Doksanlı, iki binli yıllara kadar ülkenin cumhurbaşkanını camide görebilmek ne büyük hayaldi. Kim bilir bu rüyanın gerçekleşmesi için neleri feda etmezdi ki insanımız.
Sadece günümüzde değil, tarihimizde bile böyleydi. Mesela tarihi selâtin camilerinde padişahlara mahsus namaz kılma yeri vardı. Bunlara “hünkâr mahfili” denirdi. Hatta bu bölümün girişi hafif engin olur, Padişaha “Gururlanma Padişahım, senden büyük Allah var!” mesajı verilirdi.
Devlet adamlarının camiye gitmesi de dua yapması da güzel. Ama bugünkü tutum ve davranışlar “insanları dinden nefret ettirir” hale gelmişse burada sorgulama yapmak yanlış olmasa gerek.

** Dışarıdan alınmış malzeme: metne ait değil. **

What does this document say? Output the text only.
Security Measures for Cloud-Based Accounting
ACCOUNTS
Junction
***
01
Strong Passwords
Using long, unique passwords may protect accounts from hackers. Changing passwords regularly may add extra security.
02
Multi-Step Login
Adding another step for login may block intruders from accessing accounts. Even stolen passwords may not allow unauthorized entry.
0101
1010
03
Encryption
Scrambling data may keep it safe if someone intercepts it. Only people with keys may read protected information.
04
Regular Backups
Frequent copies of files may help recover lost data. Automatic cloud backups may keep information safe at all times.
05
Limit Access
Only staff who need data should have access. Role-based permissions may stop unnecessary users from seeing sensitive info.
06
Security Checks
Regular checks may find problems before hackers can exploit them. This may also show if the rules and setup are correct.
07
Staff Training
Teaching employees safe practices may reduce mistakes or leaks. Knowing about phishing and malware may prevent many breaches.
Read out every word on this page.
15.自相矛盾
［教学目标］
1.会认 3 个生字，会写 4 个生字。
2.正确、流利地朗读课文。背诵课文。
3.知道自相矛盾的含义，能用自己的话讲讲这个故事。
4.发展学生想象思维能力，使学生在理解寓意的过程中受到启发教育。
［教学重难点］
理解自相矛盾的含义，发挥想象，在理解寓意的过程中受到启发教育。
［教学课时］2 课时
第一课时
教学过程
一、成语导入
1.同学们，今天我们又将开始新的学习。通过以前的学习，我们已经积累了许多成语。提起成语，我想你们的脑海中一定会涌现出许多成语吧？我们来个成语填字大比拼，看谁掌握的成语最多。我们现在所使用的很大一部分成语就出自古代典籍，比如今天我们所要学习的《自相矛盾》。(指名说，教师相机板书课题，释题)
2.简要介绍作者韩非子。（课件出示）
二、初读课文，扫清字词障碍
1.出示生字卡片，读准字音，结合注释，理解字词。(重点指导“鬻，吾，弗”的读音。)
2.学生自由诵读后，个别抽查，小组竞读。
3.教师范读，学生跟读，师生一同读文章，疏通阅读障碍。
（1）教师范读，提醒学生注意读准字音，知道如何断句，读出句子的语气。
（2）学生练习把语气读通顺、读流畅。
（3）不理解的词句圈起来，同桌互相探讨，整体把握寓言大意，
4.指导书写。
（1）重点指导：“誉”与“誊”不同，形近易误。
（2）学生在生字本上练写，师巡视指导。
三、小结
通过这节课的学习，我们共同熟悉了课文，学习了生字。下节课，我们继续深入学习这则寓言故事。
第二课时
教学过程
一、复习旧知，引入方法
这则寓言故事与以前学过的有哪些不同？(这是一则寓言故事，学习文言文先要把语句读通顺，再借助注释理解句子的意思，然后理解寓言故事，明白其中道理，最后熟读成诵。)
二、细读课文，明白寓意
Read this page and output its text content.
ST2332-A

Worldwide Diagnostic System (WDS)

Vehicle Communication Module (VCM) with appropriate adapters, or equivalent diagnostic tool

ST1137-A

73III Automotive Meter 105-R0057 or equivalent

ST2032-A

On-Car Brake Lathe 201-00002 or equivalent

Tabii ki şahsi bir ibadet olarak inananların camiye gitmesi hakkıdır, görevidir. Ancak ibadet, samimiyetten uzaklaşıp şov ve gösteri haline getirilirse; insanlar, dinden, dindardan, duadan ve camiden soğutulursa bu acıklı bir durum olur.
DEĞERLERDEN NEFRET ETTİRMEK
Maalesef -son dönemde örneğini sıkça gördüğümüz üzere- siren çalan araçlarla, konvoylar eşliğinde camiye gelip insanlar taciz ediliyorsa; sanki büyük bir terörist avına-baskına çıkılmış gibi eli ağır silahlı, siyah gözlüklü, tam teçhizat üniformalı adamlarla caminin içi ve dışı ablukaya alınarak kuşatılmışsa; namaz kılmayı, hatta oturmasını-kalkmasını bilmeyen birinin son anda gelip en öndeki cemaati taciz eden, hutbeyi bölen insanların huşuyla namaz kılmasını engelleyen bir durum yaşanıyorsa ki -durum herkesin malumudur- bu şık bir durum değildir, olsa olsa faciadır.
Bugün insanların ve gençlerimizin dini değerlere yaklaşımı hakikaten çok ciddi sorunludur. İnsanları dinden, dindardan, duadan hatta diyanetten ve camiden nefret ettirmek kimsenin haddine değildir, buna cüret edilmemelidir ve böyle davranmaya kimsenin hakkı yoktur.
Maazallah “Vay o namaz kılanların haline ki onlar namazı gösteriş için kılarlar” (Mâûn, 4-6) uyarısına muhatap olmak durumunda kalabiliriz.